As the economy continues to improve and freight demand expands, trucking companies of all stripes are innovating at a very high level. Whether it’s through cross-border logistics or catering to specific industry, fleets are finding new ways to get by through innovation and niche marketing.
Let’s take a look at a couple examples of where this targeted approach is yielding big dividends for particular market players.
A New Take on Cross-Border Logistics
Every single day, over $1.4 billion in commercial trade takes place between the United States and Mexico. The United States is Mexico’s largest trading partner, and second-largest export market.
As manufacturing growth increases across Mexico, the burgeoning middle class is consuming more goods, resulting in a higher level of intermodal, cross-border trade. Logistically, this can be a challenge.
Fortunately, big players like UPS are establishing a new standard of excellence where cross-border trade is concerned. As a result of their renewed focus on cross-border trade, UPS has reported 20 percent increase in requests for Mexico-to-US or US-to-Mexico shipments.
This represents a new phase in cross-border shipping. Previously, individuals and companies moving freight to Mexico never had an option for express or expedited shipping. Today, UPS can guarantee LTL and package shipments in a timeframe that would have been unthinkable even ten years ago.
The industries most benefiting from this increased efficiency run the gamut from automotive to manufacturing and aerospace. As the Mexican middle class grows, shipments related to healthcare and retail will flow both ways.
UPS has gone out of its way to make a cross-functional shipping architecture that combines freight, small packages, air and ocean forwarding and even brokerage services. Rather than looking at specific business units, they are addressing shipping from a geographical standpoint.
As cross-border shipping evolves, this is just another example of how innovation is leading the movement of freight and ancillary industries. But still, there’s more.
Catering to a Niche Market
Whereas the UPS example follows a tried-and-true big box shipper, smaller companies are also getting in on the innovation game.
One such fleet, based in New York, runs a diverse fleet of trucks and equipment that caters specifically to the film industry. Today, the New York film industry brings in $9 billion per-year.
With a fleet of 50 trucks, this small carrier utilizes everything from box trucks to water trucks, along with accessorized equipment like generators and lifts.
One example is a giant water truck with a 4,000-gallon water tank. These trucks are used when a movie or television director needs a street to look freshly rained-on.
Box trucks are used to haul film equipment around for the crew. To accommodate tunnel height in the big apple, box trucks are kept at a max height of 12-feet.
Aluminum tailgates ensure a lighter ride and can cover the entire rear end of the truck when they are closed. These tailgates also provide a good level of safety when a member of the crew is standing on the tailgate with lots of equipment.
Due to the on-the-go nature of the film industry, on-demand maintenance is utilized to keep the vehicles in tip-top shape. An on-site shop is set up on location to handle routine maintenance like lube and oil changes or tire repairs.

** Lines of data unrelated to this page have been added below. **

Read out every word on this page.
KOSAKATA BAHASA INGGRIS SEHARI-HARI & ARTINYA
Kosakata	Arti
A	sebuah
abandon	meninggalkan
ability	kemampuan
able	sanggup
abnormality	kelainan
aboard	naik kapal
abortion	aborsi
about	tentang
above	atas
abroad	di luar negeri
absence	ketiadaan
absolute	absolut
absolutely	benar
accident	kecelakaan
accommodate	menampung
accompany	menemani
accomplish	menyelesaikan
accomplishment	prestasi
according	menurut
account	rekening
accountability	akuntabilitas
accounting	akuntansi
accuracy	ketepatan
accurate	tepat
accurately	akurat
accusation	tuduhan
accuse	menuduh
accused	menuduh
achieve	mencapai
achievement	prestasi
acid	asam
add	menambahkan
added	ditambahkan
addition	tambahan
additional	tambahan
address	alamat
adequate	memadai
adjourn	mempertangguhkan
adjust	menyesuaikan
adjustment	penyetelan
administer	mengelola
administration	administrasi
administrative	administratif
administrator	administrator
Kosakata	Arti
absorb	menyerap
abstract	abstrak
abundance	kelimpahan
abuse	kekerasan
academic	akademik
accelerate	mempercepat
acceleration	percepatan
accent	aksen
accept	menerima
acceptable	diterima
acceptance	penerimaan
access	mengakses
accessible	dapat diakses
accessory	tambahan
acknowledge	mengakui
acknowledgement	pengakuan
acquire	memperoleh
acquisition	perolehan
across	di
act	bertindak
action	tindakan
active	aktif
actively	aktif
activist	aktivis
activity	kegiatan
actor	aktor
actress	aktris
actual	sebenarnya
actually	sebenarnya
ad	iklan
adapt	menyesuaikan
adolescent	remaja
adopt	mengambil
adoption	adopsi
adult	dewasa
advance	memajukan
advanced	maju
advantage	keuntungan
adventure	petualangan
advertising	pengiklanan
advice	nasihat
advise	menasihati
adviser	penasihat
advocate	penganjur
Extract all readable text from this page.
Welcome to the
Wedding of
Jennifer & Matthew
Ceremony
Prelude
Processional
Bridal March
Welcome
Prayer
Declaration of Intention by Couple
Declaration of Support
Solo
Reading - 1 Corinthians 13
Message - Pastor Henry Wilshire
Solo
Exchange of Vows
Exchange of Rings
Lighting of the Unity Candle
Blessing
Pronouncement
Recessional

This type of equipment was also used after the 9/11 terrorist attacks when heavy equipment was used to move large pieces of debris and provide specialized lighting for emergency workers. The same hoses that are used to give streets a wet look were utilized in dust suppression efforts.
Stories like these prove that a fleet’s work isn’t just about getting a load from Point A to Point B. Modern fleets, whether they are huge shippers or niche outfits, continue to innovate in the space and provide the trucking industry with a wide variety of jobs and duties.